Combating Climate Change: Economists warn of global financial impact of US energy policies
Economists are warning that climate change is not just an environmental emergency, it could put a dent in global GDP. A new study from the IMF, the University of Cambridge and the University of Southern California predicts that unless we slow down the effects of climate change, GDP per capita will drop significantly across the world. CGTN's Giles Gibson has more.
When scientists warn of the dangers of climate change, they often speak about devastation to the planet's ecosystem. But now researchers are warning that, if climate change is left unchecked, GDP per capita will fall by 10.5% in the U.S., 4.4% in China and 4.6% in the European Union over the next 81 years due to rising global temperatures. In the US, temperatures are rising faster than many other countries and that could damage its vast agriculture industry. Environmental groups say farmers could help fight climate change, switching to "carbon farming" processes that suck carbon dioxide out of the atmosphere and store it in the soil. But according to the American Farmland Trust, the U.S. has lost 31 million acres of agricultural land over the last twenty years.
JIMMY DAUKAS, SENIOR PROGRAM OFFICER AMERICAN FARMLAND TRUST "We're losing it to urban development, but we're also losing it to sprawling development and fragmented development.
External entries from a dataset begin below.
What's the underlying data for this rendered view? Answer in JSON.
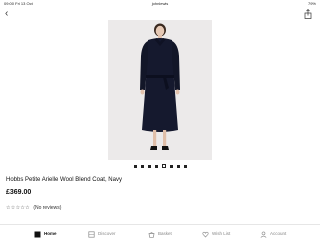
{
  "status_bar": {
    "time_date": "09:00  Fri 13 Oct",
    "url": "johnlewis",
    "right_status": "79%"
  },
  "product": {
    "title": "Hobbs Petite Arielle Wool Blend Coat, Navy",
    "price": "£369.00",
    "rating_stars": "☆☆☆☆☆",
    "reviews_text": "(No reviews)",
    "image_count": 8,
    "active_image_index": 4
  },
  "tabbar": {
    "items": [
      {
        "label": "Home",
        "icon": "home-icon",
        "active": true
      },
      {
        "label": "Discover",
        "icon": "discover-icon",
        "active": false
      },
      {
        "label": "Basket",
        "icon": "basket-icon",
        "active": false
      },
      {
        "label": "Wish List",
        "icon": "heart-icon",
        "active": false
      },
      {
        "label": "Account",
        "icon": "account-icon",
        "active": false
      }
    ]
  },
  "colors": {
    "coat": "#15192e",
    "background_photo": "#eceaea",
    "active_dot": "#222222"
  }
}
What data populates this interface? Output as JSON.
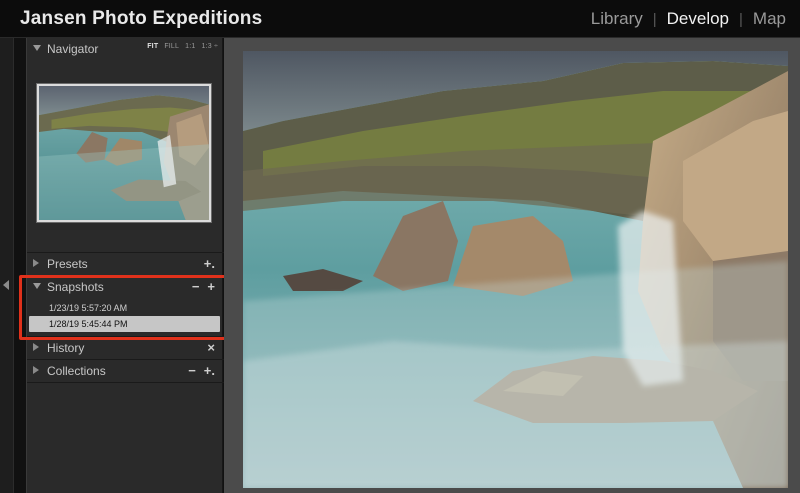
{
  "app": {
    "brand_title": "Jansen Photo Expeditions"
  },
  "modules": {
    "library": "Library",
    "develop": "Develop",
    "map": "Map",
    "separator": "|"
  },
  "navigator": {
    "title": "Navigator",
    "zoom_options": [
      "FIT",
      "FILL",
      "1:1",
      "1:3 ÷"
    ],
    "active_option": "FIT"
  },
  "panels": {
    "presets": {
      "title": "Presets",
      "action": "+."
    },
    "snapshots": {
      "title": "Snapshots",
      "minus": "−",
      "plus": "+",
      "items": [
        {
          "label": "1/23/19 5:57:20 AM",
          "selected": false
        },
        {
          "label": "1/28/19 5:45:44 PM",
          "selected": true
        }
      ]
    },
    "history": {
      "title": "History",
      "action": "×"
    },
    "collections": {
      "title": "Collections",
      "minus": "−",
      "plus": "+."
    }
  },
  "colors": {
    "highlight_box": "#e0311b",
    "selected_row": "#c6c6c6"
  }
}
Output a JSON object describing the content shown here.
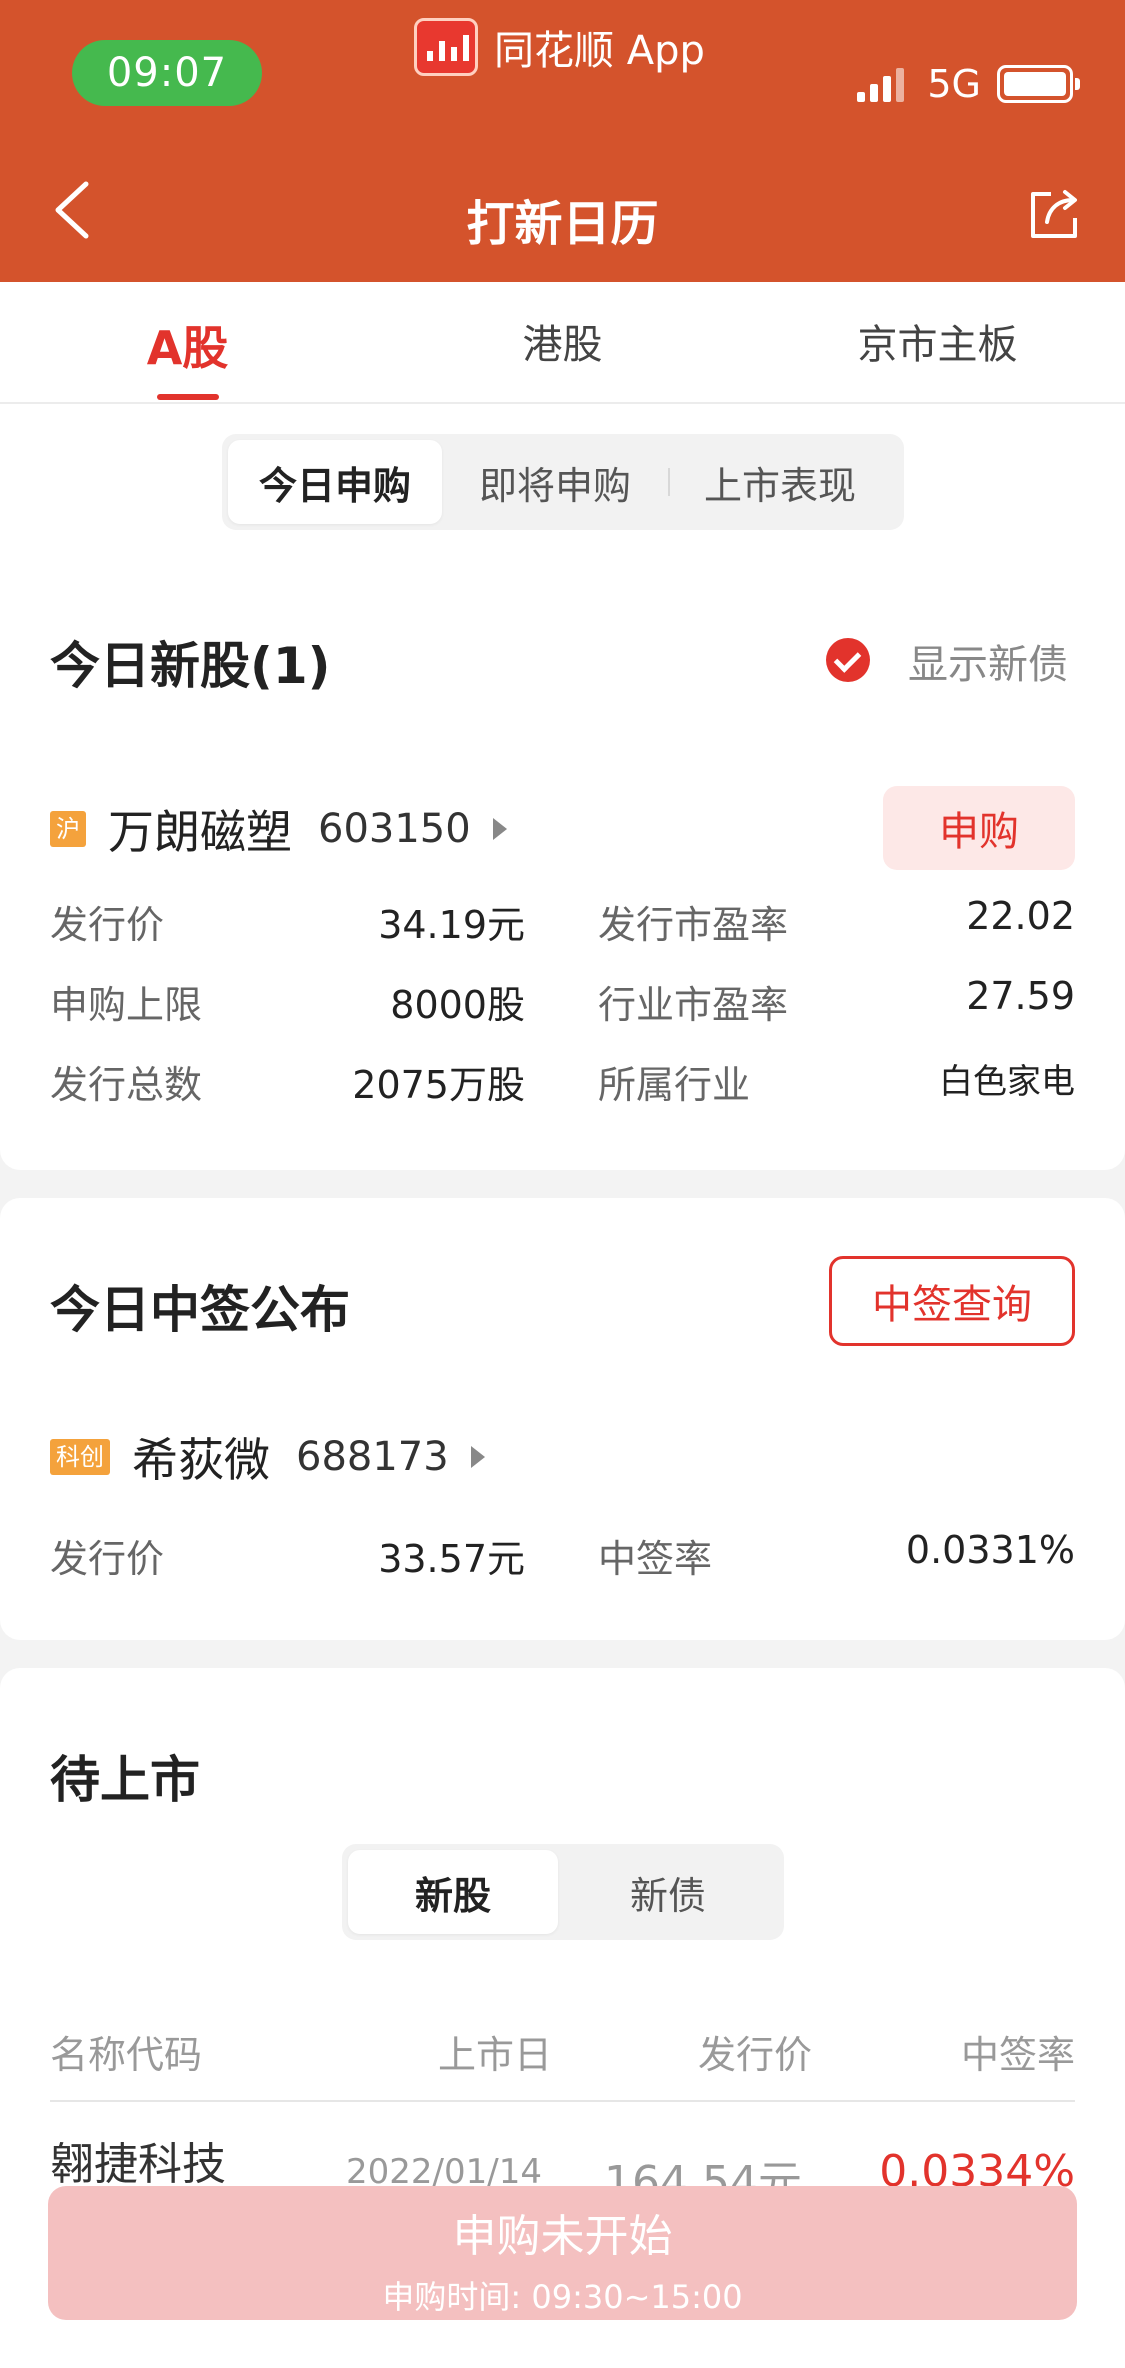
{
  "status_bar": {
    "time": "09:07",
    "app_name": "同花顺 App",
    "network": "5G"
  },
  "nav": {
    "title": "打新日历"
  },
  "market_tabs": [
    {
      "label": "A股",
      "active": true
    },
    {
      "label": "港股",
      "active": false
    },
    {
      "label": "京市主板",
      "active": false
    }
  ],
  "segment": [
    "今日申购",
    "即将申购",
    "上市表现"
  ],
  "today_new": {
    "title": "今日新股(1)",
    "show_bonds_label": "显示新债",
    "stock": {
      "badge": "沪",
      "name": "万朗磁塑",
      "code": "603150",
      "button": "申购",
      "fields": [
        {
          "label": "发行价",
          "value": "34.19元"
        },
        {
          "label": "发行市盈率",
          "value": "22.02"
        },
        {
          "label": "申购上限",
          "value": "8000股"
        },
        {
          "label": "行业市盈率",
          "value": "27.59"
        },
        {
          "label": "发行总数",
          "value": "2075万股"
        },
        {
          "label": "所属行业",
          "value": "白色家电"
        }
      ]
    }
  },
  "lottery": {
    "title": "今日中签公布",
    "button": "中签查询",
    "stock": {
      "badge": "科创",
      "name": "希荻微",
      "code": "688173",
      "fields": [
        {
          "label": "发行价",
          "value": "33.57元"
        },
        {
          "label": "中签率",
          "value": "0.0331%"
        }
      ]
    }
  },
  "upcoming": {
    "title": "待上市",
    "tabs": [
      "新股",
      "新债"
    ],
    "columns": [
      "名称代码",
      "上市日",
      "发行价",
      "中签率"
    ],
    "partial_row": {
      "name": "翱捷科技",
      "date": "2022/01/14",
      "price": "164.54元",
      "rate": "0.0334%"
    }
  },
  "bottom_button": {
    "title": "申购未开始",
    "subtitle": "申购时间: 09:30~15:00"
  },
  "colors": {
    "header": "#d4532c",
    "accent": "#e2332c",
    "time_pill": "#45b94e",
    "badge": "#f4a23c"
  }
}
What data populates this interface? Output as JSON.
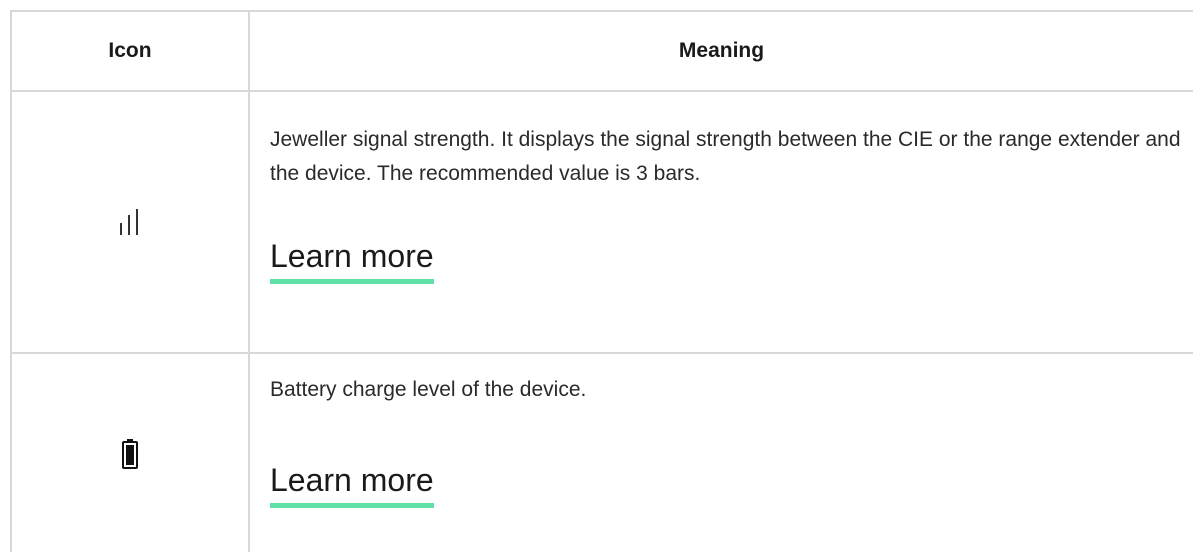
{
  "table": {
    "headers": {
      "icon": "Icon",
      "meaning": "Meaning"
    },
    "rows": [
      {
        "icon": "signal-strength-icon",
        "description": "Jeweller signal strength. It displays the signal strength between the CIE or the range extender and the device. The recommended value is 3 bars.",
        "link": "Learn more",
        "signal_bars_shown": 3
      },
      {
        "icon": "battery-icon",
        "description": "Battery charge level of the device.",
        "link": "Learn more"
      }
    ]
  },
  "colors": {
    "link_underline": "#5ee0a6",
    "border": "#d8d8d8",
    "text": "#222222"
  }
}
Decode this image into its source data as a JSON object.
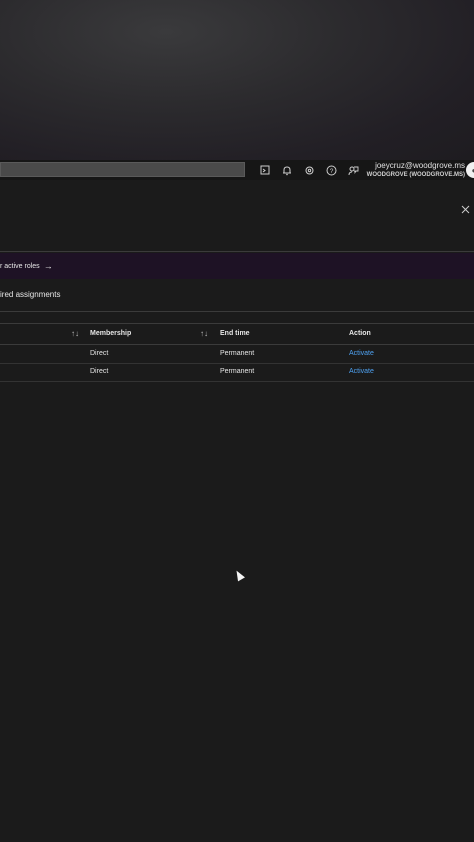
{
  "topbar": {
    "user_email": "joeycruz@woodgrove.ms",
    "user_tenant": "WOODGROVE (WOODGROVE.MS)",
    "icons": [
      "cloud-shell-icon",
      "bell-icon",
      "gear-icon",
      "help-icon",
      "feedback-icon"
    ]
  },
  "banner": {
    "text": "r active roles",
    "arrow": "→"
  },
  "tab": {
    "label": "ired assignments"
  },
  "table": {
    "headers": {
      "membership": "Membership",
      "end_time": "End time",
      "action": "Action"
    },
    "rows": [
      {
        "membership": "Direct",
        "end_time": "Permanent",
        "action": "Activate"
      },
      {
        "membership": "Direct",
        "end_time": "Permanent",
        "action": "Activate"
      }
    ]
  },
  "colors": {
    "link": "#4ea1f0",
    "banner_bg": "#1e1225",
    "page_bg": "#1b1b1b"
  }
}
And that's going to increase the pressure on 'ag land', with less 'ag land' available to deal with the impacts of climate change."
However, if major nations could stick to the terms of the 2015 Paris climate agreement, the forecast improves dramatically.
DR. KAMIAR MOHADDES UNIVERSITY OF CAMBRIDGE "To put it into perspective, the U.S. economy loss, which is about 10%, would be reduced to about 2%. In China, the loss under the business-as-usual scenario is around 4%, it would be reduced to around 0.5%. So there is a huge reduction in losses, a substantial reduction in losses, if we are able to commit to the Paris agreement."
These researchers say they hope their economic warnings will catch the attention of the leaders of the world's advanced economies.
GILES GIBSON WASHINGTON "But here in the U.S., it's been more than two years since President Donald Trump pulled his country out of the agreement. The researchers say would drastically reduce the impact of climate change on GDP. Giles Gibson, CGTN, Washington."